Postdoctoral research fellow Jo H. Kim, Ph.D., recently joined the staff of the Wellesley Centers for Women. Her project, Experiencing
Globalization: The Construction of Gender and Ethnicity in the Transnational Corporation (TNCs)Workplace, focuses on Korean immigrant women workers’ experiences of globalization in the workplace.

 

Kim examined the gendered work practices in Korean TNCs in the United States and the women’s responses to them as the subject of her dissertation. She is now addressing the specific features of the workplace that form practice and identity in particular ways. According to Kim, “the workplace and its particular features are a powerful agent in constructing ideologies, practices, and identity around gender. Because the globalizing workplace includes a division of labor that is defined by ethnicity and gender, the women workers in Korean TNCs cognitively construct gendered practices through ethnicity. Moreover, they use their own ethnicity to explain their responses to the gendered practices.
This ethnic construction has a strong implication for understanding inequality in the workplace because it reinforces and reproduces work practices and work structure.”

 

After many interviews with women workers in Korean TNCs in the United States, Kim found that the Korean women, regardless of their position in management or support positions, often interpret sexist work practices in ethnic terms, saying, “It’s the Korean way.” Moreover, the women explain their responses to the gendered practices in two ways.
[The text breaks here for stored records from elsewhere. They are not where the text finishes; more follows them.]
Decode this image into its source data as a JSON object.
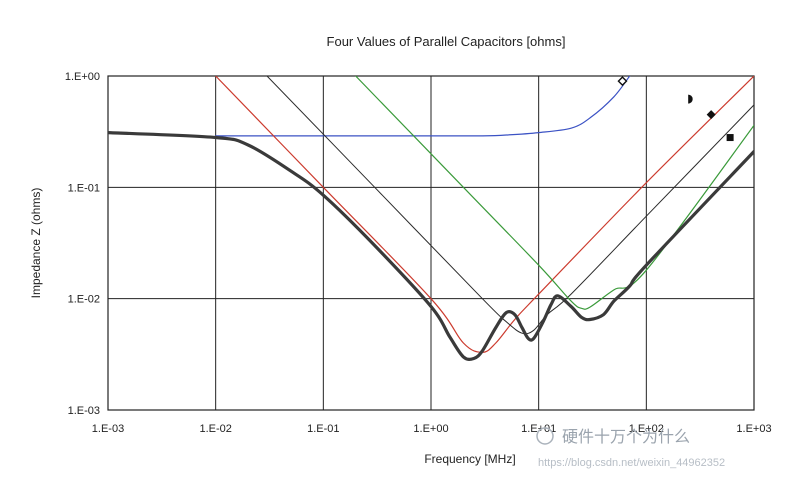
{
  "chart_data": {
    "type": "line",
    "title": "Four Values of Parallel Capacitors [ohms]",
    "xlabel": "Frequency [MHz]",
    "ylabel": "Impedance Z (ohms)",
    "x_scale": "log",
    "y_scale": "log",
    "xlim": [
      0.001,
      1000
    ],
    "ylim": [
      0.001,
      1
    ],
    "grid": true,
    "x_ticks": [
      "1.E-03",
      "1.E-02",
      "1.E-01",
      "1.E+00",
      "1.E+01",
      "1.E+02",
      "1.E+03"
    ],
    "y_ticks": [
      "1.E-03",
      "1.E-02",
      "1.E-01",
      "1.E+00"
    ],
    "series": [
      {
        "color": "#3b52c4",
        "width": 1.2,
        "marker": "diamond-open",
        "x": [
          0.01,
          0.1,
          1,
          3,
          5,
          10,
          20,
          30,
          50,
          70
        ],
        "y": [
          0.29,
          0.29,
          0.29,
          0.29,
          0.295,
          0.31,
          0.34,
          0.42,
          0.65,
          1.0
        ]
      },
      {
        "color": "#cc3b2e",
        "width": 1.2,
        "marker": "half-circle",
        "x": [
          0.01,
          0.1,
          1,
          2,
          3,
          4,
          6,
          10,
          100,
          1000
        ],
        "y": [
          1.0,
          0.1,
          0.01,
          0.004,
          0.0033,
          0.004,
          0.0065,
          0.011,
          0.11,
          1.0
        ]
      },
      {
        "color": "#2b2b2b",
        "width": 1.0,
        "marker": "diamond",
        "x": [
          0.03,
          0.3,
          3,
          5,
          7,
          9,
          12,
          20,
          100,
          1000
        ],
        "y": [
          1.0,
          0.1,
          0.01,
          0.0062,
          0.0049,
          0.0052,
          0.0072,
          0.011,
          0.055,
          0.55
        ]
      },
      {
        "color": "#3a9a3a",
        "width": 1.2,
        "marker": "square",
        "x": [
          0.2,
          2,
          10,
          20,
          25,
          30,
          50,
          100,
          1000
        ],
        "y": [
          1.0,
          0.1,
          0.02,
          0.0095,
          0.0082,
          0.0084,
          0.012,
          0.018,
          0.36
        ]
      },
      {
        "color": "#3a3a3a",
        "width": 3.2,
        "marker": "",
        "x": [
          0.001,
          0.01,
          0.02,
          0.05,
          0.1,
          0.3,
          1,
          1.5,
          2,
          2.5,
          3,
          4,
          5,
          6,
          7,
          8,
          9,
          11,
          13,
          15,
          20,
          25,
          30,
          40,
          50,
          70,
          100,
          1000
        ],
        "y": [
          0.31,
          0.28,
          0.24,
          0.14,
          0.085,
          0.03,
          0.0085,
          0.0045,
          0.003,
          0.0029,
          0.0034,
          0.0055,
          0.0075,
          0.0072,
          0.0055,
          0.0044,
          0.0044,
          0.0062,
          0.0088,
          0.0106,
          0.0085,
          0.0068,
          0.0065,
          0.0072,
          0.0095,
          0.013,
          0.02,
          0.21
        ]
      }
    ],
    "markers": [
      {
        "symbol": "diamond-open",
        "x": 60,
        "y": 0.9
      },
      {
        "symbol": "half-circle",
        "x": 250,
        "y": 0.62
      },
      {
        "symbol": "diamond",
        "x": 400,
        "y": 0.45
      },
      {
        "symbol": "square",
        "x": 600,
        "y": 0.28
      }
    ]
  },
  "watermark": {
    "text": "硬件十万个为什么",
    "url": "https://blog.csdn.net/weixin_44962352"
  }
}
They explain their acts of resistance as a function of their “Americanization,” while explaining their acts of accommodation as a function of their “Koreanization.” This ethnic construction of gendered practices, Kim points out, facilitates and perpetuates the gender stratification in the workplace. “Because work and identity are central features of the modern life,” Kim stated “this study enriches our understanding of the globalization process and how tt configures many dimensions of identity.”